Simple freedoms we take for granted, such as saying "f*** the Yankees" or "damn that ump sucks" or telling Jacko to f*** himself, managers don't have. If they say what's on their mind, they can be fined, fired, or both.

 

Then again they get paid a lot so I don't feel bad for them.

 

They do get paid a lot, but some of the s*** that Red Sox managers have taken, I wouldn't wish on anybody.

 

Don Zimmer, John McNamara, Grady Little...they all had costly f***ups, for which many Boston fans have never forgiven them.
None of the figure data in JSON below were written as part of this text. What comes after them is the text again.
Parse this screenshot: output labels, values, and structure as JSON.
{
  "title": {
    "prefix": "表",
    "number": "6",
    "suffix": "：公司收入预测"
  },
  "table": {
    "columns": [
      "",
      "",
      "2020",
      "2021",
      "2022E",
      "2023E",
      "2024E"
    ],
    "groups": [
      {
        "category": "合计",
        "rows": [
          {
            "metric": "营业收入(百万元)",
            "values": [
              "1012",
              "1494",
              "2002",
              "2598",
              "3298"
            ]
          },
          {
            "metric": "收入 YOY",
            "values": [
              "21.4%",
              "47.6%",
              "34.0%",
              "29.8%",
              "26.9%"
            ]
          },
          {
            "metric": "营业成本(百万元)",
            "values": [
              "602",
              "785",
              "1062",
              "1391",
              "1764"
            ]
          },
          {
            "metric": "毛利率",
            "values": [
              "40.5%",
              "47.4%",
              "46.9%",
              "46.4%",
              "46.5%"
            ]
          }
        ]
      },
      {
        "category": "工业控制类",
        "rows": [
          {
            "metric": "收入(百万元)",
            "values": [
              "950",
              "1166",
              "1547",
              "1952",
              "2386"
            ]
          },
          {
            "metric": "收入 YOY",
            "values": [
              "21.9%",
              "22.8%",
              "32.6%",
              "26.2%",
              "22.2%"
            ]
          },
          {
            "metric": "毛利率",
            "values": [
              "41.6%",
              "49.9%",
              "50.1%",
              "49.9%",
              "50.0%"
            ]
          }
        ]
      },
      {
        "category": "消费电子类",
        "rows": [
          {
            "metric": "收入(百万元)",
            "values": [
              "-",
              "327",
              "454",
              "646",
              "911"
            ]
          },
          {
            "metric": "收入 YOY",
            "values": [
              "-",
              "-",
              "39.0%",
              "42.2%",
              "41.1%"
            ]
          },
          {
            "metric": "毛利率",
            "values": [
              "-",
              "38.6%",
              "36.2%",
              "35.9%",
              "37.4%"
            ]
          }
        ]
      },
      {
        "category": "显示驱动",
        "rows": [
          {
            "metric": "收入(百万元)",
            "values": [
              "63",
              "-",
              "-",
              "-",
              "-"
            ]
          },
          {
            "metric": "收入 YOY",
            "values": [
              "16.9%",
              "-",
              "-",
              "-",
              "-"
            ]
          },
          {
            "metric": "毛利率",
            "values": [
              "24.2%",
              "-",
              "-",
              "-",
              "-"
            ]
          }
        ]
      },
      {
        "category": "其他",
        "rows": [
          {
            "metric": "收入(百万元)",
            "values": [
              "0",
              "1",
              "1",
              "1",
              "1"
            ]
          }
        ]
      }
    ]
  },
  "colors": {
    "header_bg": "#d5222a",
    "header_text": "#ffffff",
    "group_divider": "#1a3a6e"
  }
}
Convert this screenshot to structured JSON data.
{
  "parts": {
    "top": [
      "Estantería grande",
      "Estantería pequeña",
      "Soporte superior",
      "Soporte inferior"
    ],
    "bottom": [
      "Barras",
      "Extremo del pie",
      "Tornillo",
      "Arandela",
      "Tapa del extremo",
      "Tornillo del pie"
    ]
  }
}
Even Francona with 2 titles has taken an inordinate amount of abuse.

Posted
Yeah, but I've gone through s*** in my various office positions that I wouldn't wish on anyone, and I'm sure many working stiffs go through worse to get a meager paycheck and come home to their bloated wife and ungracious mongoloid pregnant teenage kids who give them more crap, and instead of a large paycheck they have to piss in the sink because their wife locked themselves in their one bathroom and won't come out until I admit I have a drinking problem.
Posted
The Red Sox had better players in 2012 than 2013.

 

Not even close.

 

Also factor in that some players were injured and had a down year.

 

No managers could of had this team in the playoffs last year.

Posted
But good players can have huge variances in performance. Buchholz had a 4.56 ERA in 2012. He has a 1.71 ERA in 2013. Same player, hugely different results. How much can be attributed to a change in management? Nobody knows. A lot of this stuff is completely intangible.
The team had starting SS off the scrap heap and they had 2 rookies in the sarting rotation which equals a recipe for disaster. Add in Bobby V's nonsense and there was a disaster.
Posted
I'm reading the Francona book right now and I really underestimated the work the a manager does. They have to act as a leader, but be a source of comfort when need be. A manager can't be too friendly with his players. Only rare occasions, like the 2004 Sox as I found out in the book, can be successful. I really want to be a manager now, and luckily there's still time. Expect to see me play in the bigs though first.
Posted
I think that Rex Ryan and Mark Sanchez are a good example of what happens when players and coaches get too friendly.

 

:thumbsup::thumbsup:

Posted

As a longtime Red Sox fan, I remember a bad manager...or more. Don Zimmer was the worst. It was the considerable talent on the 1978 team that built a 14-game lead, but it was Zimmer who sabotaged that team's chances of winning. Despite the obvious need to make a change, he stubbornly kept Butch Hobson and his bad elbow at third base to make more than 40 errors. Because of personality differences with Bill Lee, he started Bobby Sprowl in the final game of the Boston Massacre. He burned out relief ace Bill Campbell and refused to rest his regulars until it was too late. Zimmer was stubborn, petty, and short-sighted. He was a bad manager.

 

And I don't consider it second guessing to blame John McNamara for not using Dave Stapleton as a defensive replacement for Bill Buchner in game six of the 1986 World Series.